Commanding officer William D. Porter upgraded his ship without official authorization into an ironclad gunboat. Under his orders she was lengthened, widened, and completely reengineered, and her appearance was changed drastically. New, more powerful, engines were put in place and she was rearmored. After her upgrade Essex took part in operations near Vicksburg, Mississippi. On 15 July 1862, USS Essex was engaged with CSS Arkansas as that ship successfully ran past the Union fleets in front of the city. On 23 July, Essex unsuccessfully attacked the Arkansas at her moorings but was repelled by the Arkansas and the shore guns under whose protection the Arkansas lay. Federal forces withdrew from Vicksburg shortly thereafter. After withdrawing, Essex joined Admiral David Farragut's squadron and was the only Federal ironclad on the lower Mississippi River. On 5 August 1862, Essex helped repel a Confederate Army attack on Baton Rouge, Louisiana.

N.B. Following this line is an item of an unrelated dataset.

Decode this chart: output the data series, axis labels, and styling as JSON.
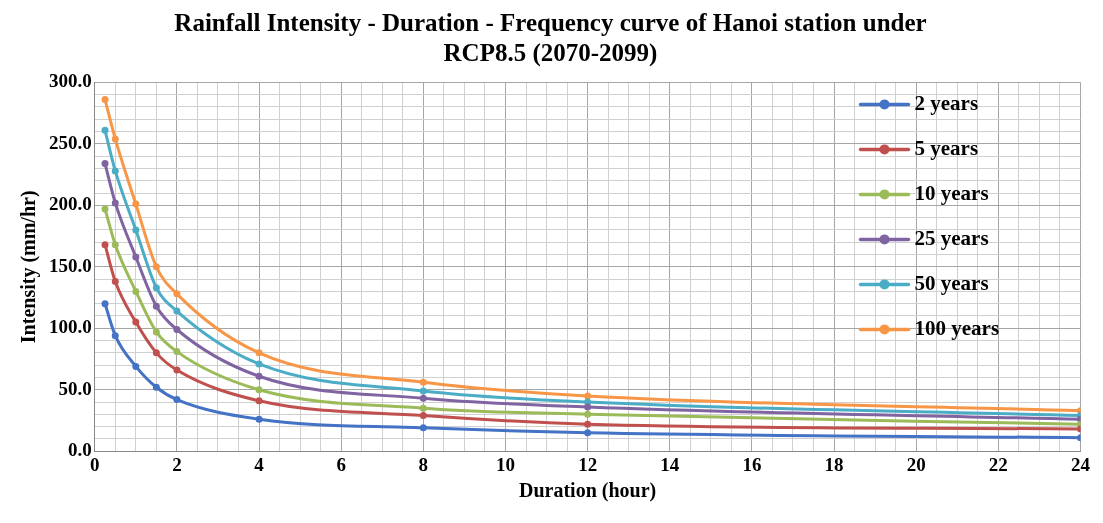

On 6 August, the Essex once again engaged CSS Arkansas as that vessel attempted to relieve the beleaguered Confederates attacking Baton Rouge. As Essex approached, the steering mechanism of the Arkansas jammed and her crew was forced to scuttle her due to the presence of the Essex.

==Transfer to the Navy==
In October 1862 the Essex was transferred from the Army to the United States Navy. She was involved in the bombardment of Port Hudson, Louisiana and assisted during the occupation of Baton Rouge. In May–July 1863 under the command of Robert Townsend she participated in the siege and capture of Port Hudson. USS Essex took part in the Red River Campaign of March–May 1864.

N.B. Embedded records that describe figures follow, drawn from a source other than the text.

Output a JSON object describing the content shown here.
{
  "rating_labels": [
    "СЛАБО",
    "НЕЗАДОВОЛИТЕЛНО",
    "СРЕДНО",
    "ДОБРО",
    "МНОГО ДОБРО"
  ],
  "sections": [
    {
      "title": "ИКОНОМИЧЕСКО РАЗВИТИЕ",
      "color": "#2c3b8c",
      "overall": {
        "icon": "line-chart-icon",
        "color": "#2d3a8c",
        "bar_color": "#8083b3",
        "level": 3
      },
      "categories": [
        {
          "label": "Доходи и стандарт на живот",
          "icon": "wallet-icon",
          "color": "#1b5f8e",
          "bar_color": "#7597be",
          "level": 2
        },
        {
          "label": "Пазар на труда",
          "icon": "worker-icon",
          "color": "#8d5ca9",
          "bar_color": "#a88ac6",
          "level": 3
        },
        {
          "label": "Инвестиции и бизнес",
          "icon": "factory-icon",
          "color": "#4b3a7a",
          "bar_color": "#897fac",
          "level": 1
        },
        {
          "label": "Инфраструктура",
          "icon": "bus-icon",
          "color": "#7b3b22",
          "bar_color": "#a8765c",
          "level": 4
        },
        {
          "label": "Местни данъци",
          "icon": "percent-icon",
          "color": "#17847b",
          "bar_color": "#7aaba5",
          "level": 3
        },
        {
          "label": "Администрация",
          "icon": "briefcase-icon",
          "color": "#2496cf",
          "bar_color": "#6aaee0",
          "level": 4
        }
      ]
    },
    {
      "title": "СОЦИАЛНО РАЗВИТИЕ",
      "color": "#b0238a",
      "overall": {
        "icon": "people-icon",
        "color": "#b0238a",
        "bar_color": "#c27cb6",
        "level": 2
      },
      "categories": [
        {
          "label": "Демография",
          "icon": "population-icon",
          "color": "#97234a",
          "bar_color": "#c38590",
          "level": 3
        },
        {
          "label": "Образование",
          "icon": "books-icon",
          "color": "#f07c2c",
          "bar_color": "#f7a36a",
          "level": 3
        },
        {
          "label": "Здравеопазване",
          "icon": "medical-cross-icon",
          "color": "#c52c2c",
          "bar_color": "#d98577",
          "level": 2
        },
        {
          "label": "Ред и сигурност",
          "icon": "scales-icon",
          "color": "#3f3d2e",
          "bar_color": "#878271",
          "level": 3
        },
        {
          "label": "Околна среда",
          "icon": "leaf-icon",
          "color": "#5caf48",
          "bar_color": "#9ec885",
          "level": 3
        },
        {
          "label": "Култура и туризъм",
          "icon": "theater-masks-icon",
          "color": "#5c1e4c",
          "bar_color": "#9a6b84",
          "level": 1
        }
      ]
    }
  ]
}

In December 1864, the USS Essex was in Memphis, Tennessee. According to David Redrick, the Rear Admiral's cook, some of the boat's crew "slipped ashore at night" and "got on a spree". Boatswain William Bernard Dolen, age 33, was part of a detail sent ashore to "arrest the boys". During the arrest, he was stabbed in the right chest by a fellow seaman, and was honorably discharged for disability due to the chronicity of the wound, from which he later died in 1878.

==After the war==
Essex was decommissioned in July 1865. She was sold in November 1865 and reverted to the civilian name New Era. She was scrapped in 1870. USS Essex had the reputation as one of the most active gunboats on the Mississippi River, despite her relatively weak armor. It often was damaged in actions.